¿Que dizemos? até para os irracionaes pululam na Europa sociedades protectoras.

¿E a Mulher?! A Mulher, nossa mãe, nossa esposa, nossa filha, nossa irman, a Mulher, nossa ama, nossa educadora, nossa ecónoma, nossa enfermeira, a Mulher que nos civilisa, que nos adoça, nos encaminha, nos aconselha, nos acompanha e consola nos trabalhos, nos realça e requinta as alegrias, a Mulher, que não vive, que não quer, que não pode viver senão para nós, que nos soffre e nos perdoa de continuo, a Mulher que é toda amor, e a mais brilhante revelação do Céo, a Mulher...... é ainda escrava! ¡escrava em plena Europa! ¡em pleno Christianismo! ¡quasi como na Africa e na Asia sob os influxos do Korão! ¡escrava como na India, como na China, como na Tartária, como na Turquia, como na Russia, como entre os selvagens errantes, como entre os Romanos barbaros, escrava, como sempre e em toda a parte!
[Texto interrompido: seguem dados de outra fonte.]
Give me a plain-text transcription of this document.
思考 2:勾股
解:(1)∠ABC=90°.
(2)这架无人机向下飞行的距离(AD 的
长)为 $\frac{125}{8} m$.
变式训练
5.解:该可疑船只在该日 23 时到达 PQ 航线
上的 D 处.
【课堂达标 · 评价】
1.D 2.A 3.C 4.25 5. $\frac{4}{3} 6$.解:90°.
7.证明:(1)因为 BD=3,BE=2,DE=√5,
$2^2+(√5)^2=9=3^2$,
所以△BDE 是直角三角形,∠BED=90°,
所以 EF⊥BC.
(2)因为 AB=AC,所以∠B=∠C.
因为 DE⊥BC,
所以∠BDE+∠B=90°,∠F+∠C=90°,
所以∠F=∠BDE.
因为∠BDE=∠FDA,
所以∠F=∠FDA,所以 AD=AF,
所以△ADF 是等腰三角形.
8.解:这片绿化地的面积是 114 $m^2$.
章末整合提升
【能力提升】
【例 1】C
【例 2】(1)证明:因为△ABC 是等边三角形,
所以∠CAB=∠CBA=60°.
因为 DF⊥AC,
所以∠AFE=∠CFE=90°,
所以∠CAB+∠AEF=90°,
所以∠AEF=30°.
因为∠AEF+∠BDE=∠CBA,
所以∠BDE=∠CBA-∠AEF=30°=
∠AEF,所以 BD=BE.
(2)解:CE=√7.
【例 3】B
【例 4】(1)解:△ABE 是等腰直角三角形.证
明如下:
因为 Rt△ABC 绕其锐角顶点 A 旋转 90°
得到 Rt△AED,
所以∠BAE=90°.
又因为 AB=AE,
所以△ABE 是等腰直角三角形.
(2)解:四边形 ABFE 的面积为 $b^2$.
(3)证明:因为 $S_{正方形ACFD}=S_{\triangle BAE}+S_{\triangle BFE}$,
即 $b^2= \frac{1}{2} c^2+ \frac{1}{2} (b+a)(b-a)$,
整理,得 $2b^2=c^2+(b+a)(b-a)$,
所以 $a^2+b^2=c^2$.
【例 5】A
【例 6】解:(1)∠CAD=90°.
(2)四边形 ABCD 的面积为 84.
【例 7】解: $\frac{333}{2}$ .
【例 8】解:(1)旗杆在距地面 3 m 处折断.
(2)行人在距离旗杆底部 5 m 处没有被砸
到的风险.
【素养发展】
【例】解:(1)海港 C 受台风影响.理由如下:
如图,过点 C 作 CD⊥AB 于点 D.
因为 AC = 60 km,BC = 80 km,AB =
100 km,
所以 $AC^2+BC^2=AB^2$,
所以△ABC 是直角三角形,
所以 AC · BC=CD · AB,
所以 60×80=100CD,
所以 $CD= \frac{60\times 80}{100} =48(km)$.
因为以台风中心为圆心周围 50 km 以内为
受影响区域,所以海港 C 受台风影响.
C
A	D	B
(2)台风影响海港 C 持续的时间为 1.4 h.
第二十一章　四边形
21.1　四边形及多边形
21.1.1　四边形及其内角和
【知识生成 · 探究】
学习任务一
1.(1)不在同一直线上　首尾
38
Já que ellas se não queixam (¡pobres victimas só feitas para soffrer!) ousemos nós defender os seus interesses apesinhados; e não contra os nossos, se não ainda em nosso beneficio.

Parlamento das nossas esperanças, congresso de lavradores, atrevei-vos a uma Lei, que vos doire na Historia, e vos immortalise. Decretae, depois de seis mil annos, a alforria da Mulher.

Não são a milicia, as magistraturas, os governos das provincias, que para ellas vos pedimos; não são as cadeiras de legisladores, nem as do magisterio; n’uma palavra: não são nenhuns dos cargos, que a prepotencia lhes disputaria, e de que a Natureza as tornou isentas (não por fracas, não por inferiores em espirito, mas porque foram fadadas para mães).

Dae-lhes porém o que sem injuria não poderieis recusar-lhes: reconhecei-lhes, como a seus esposos, como a seus paes, como a seus filhos, o direito de suffragio.

De que poderieis vós arrecear-vos franqueando-lhes o caminho á urna? ¿Não teem ellas tanto interesse como nós, em que Leis sabias rejam, e homens sabios administrem? ¿Não zelarão ellas o bem da terra em que vivem seus consortes e a sua prole? ¿Não são ellas dotadas para avaliar os meritos, para estremarem a verdade e a impostura, de uma maravilhosa sagacidade, occulta arma defensiva com que a Natureza as premuniu contra as offensivas do nosso sexo? ¿Não vivem mais longe do tumulto da praça, que a nós outros tanta vez nos desvaira, lançando-nos em turbilhões, já de odios, já de amores insensatos e contradictorios? ¿Não teem innatamente, além do instincto da harmonia, o espirito da justiça? ¿Não foi já por isso, que nas antigas allianças entre Carthaginezes e Gallos se estabeleceu, que, onde de parte a parte recrescessem rasões de queixa, fossem arbitros, por Carthago os seus magistrados, pelas Gallias as suas mulheres?

Mas—vos segredarão alguns com maligno sorriso—¿«conhecem ellas o grande jogo da Politica? ¿fazem ideia do que seja a ordem publica? ¿com quem o aprendeu a sua roca para lh’o ensinar?»

Não, homens honrados, ellas não sabem a Politica; e eis ahi uma das grandes vantagens que nos levam para eleitoras; mas a ordem publica, se a não sabem, adivinhal-a-hão, que para isso, entre seus filhos e domesticos, são rainhas de pequenos reinos. Essa roca, alvo do epigramma ingrato e insolente, é o seu sceptro; e pode ser que acerca da felicidade commum da aldeia, da freguesia, e da provincia, lhes haja ella dito muito mais, nas caladas dos serões de inverno, que á maior parte dos nossos eleitores cortesãos a lampada parisiense entre os baralhos de cartas e os montes de oiro.